Transforming nuclear waste into (very) long-lasting batteries

·2-min read
The Arkenlight battery is still in the pre-production phase.

For more than two years, researchers at the UK's University of Bristol have been working on recycling nuclear waste, in this case carbon-14, to produce particularly resistant and long-lasting microbatteries.

In the not-too-distant future, waste from nuclear power plants could be used as raw material for the production of small batteries. Researchers have developed a type of battery based on carbon 14. Here, carbon 14 is converted into the form of small artificial diamonds, capable of producing enough betavoltaic power to run small connected devices. Indeed, their low power production capacity limits these "diamond batteries" to powering only very low-consumption devices.

Carbon 14 has many advantages. First, it has relatively low radioactivity. Second, it is particularly robust, since it is able to resist the most extreme temperatures and humidity. Finally, it has a colossal lifespan, largely exceeding 10,000 years. The diamonds created in this way would therefore be almost eternal. A few kilograms of carbon-14 would be enough to produce several million microbatteries, and no maintenance would be required over this lifespan.

This process responds to both technological and ecological challenges, ahead of a vast program to dismantle Britain's oldest nuclear power plants.

The development of prototypes and the future production of this type of battery is currently being managed by British company Arkenlight, which was created specifically to promote the work of these researchers.
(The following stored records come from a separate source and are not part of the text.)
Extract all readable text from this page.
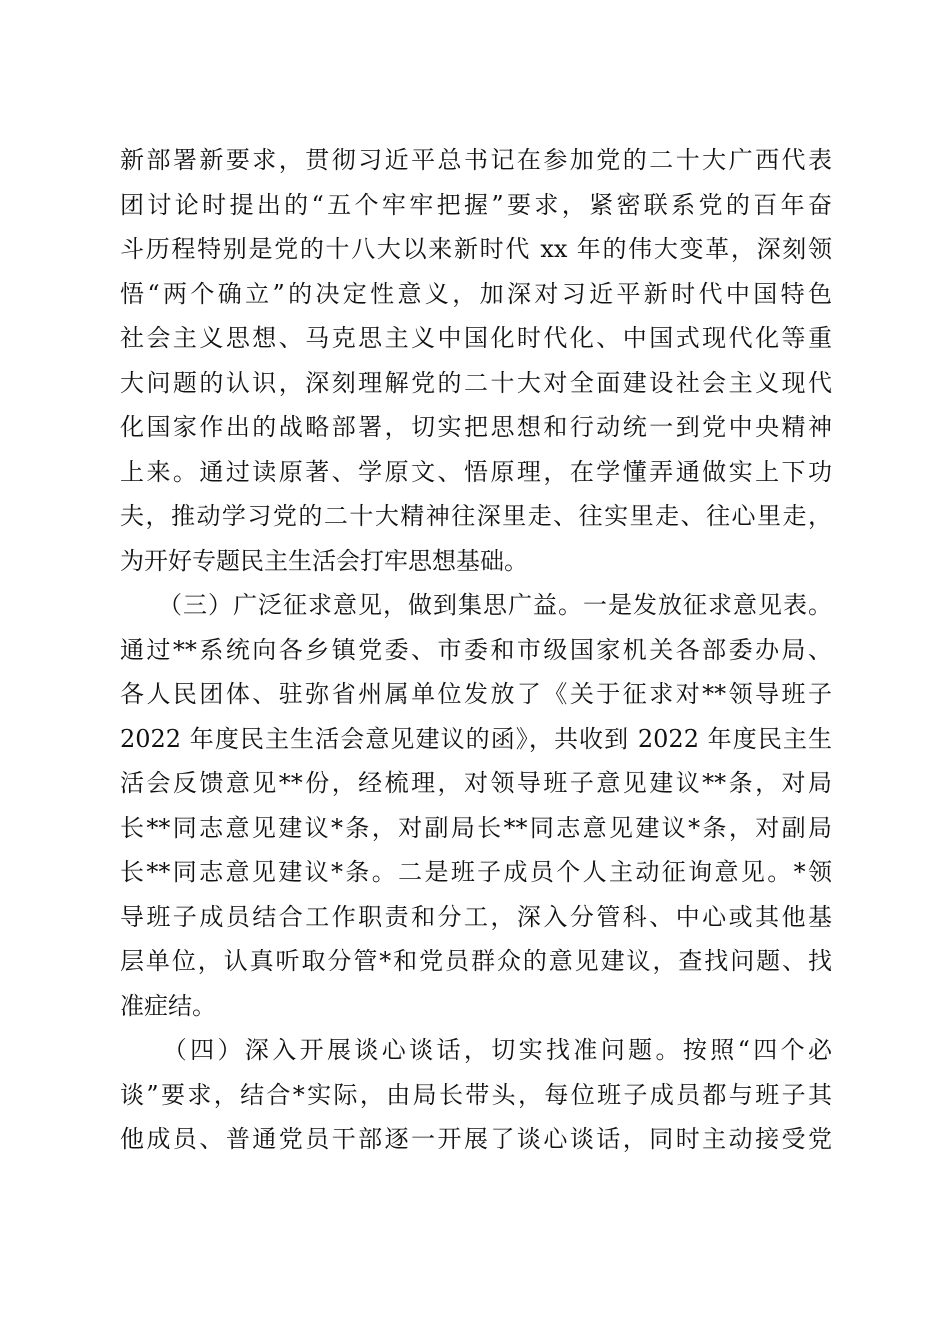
新部署新要求，贯彻习近平总书记在参加党的二十大广西代表
团讨论时提出的“五个牢牢把握”要求，紧密联系党的百年奋
斗历程特别是党的十八大以来新时代 xx 年的伟大变革，深刻领
悟“两个确立”的决定性意义，加深对习近平新时代中国特色
社会主义思想、马克思主义中国化时代化、中国式现代化等重
大问题的认识，深刻理解党的二十大对全面建设社会主义现代
化国家作出的战略部署，切实把思想和行动统一到党中央精神
上来。通过读原著、学原文、悟原理，在学懂弄通做实上下功
夫，推动学习党的二十大精神往深里走、往实里走、往心里走，
为开好专题民主生活会打牢思想基础。
　　（三）广泛征求意见，做到集思广益。一是发放征求意见表。
通过**系统向各乡镇党委、市委和市级国家机关各部委办局、
各人民团体、驻弥省州属单位发放了《关于征求对**领导班子
2022 年度民主生活会意见建议的函》，共收到 2022 年度民主生
活会反馈意见**份，经梳理，对领导班子意见建议**条，对局
长**同志意见建议*条，对副局长**同志意见建议*条，对副局
长**同志意见建议*条。二是班子成员个人主动征询意见。*领
导班子成员结合工作职责和分工，深入分管科、中心或其他基
层单位，认真听取分管*和党员群众的意见建议，查找问题、找
准症结。
　　（四）深入开展谈心谈话，切实找准问题。按照“四个必
谈”要求，结合*实际，由局长带头，每位班子成员都与班子其
他成员、普通党员干部逐一开展了谈心谈话，同时主动接受党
It hopes to begin commercializing this type of battery by the end of 2023. As an example, researchers have already used early prototypes to power sensors monitoring volcano activity.

Recycling nuclear waste to generate power without using other materials is a shining example of the circular economy. Arkenlight already has the necessary patents to manufacture its diamonds.

Note that an American start-up, NDB, is also working on a similar type of technology, the aim being to one day equip the majority of our electronic devices -- from smartphones to computers through all everyday smart devices. All of which would consequently no longer need recharging.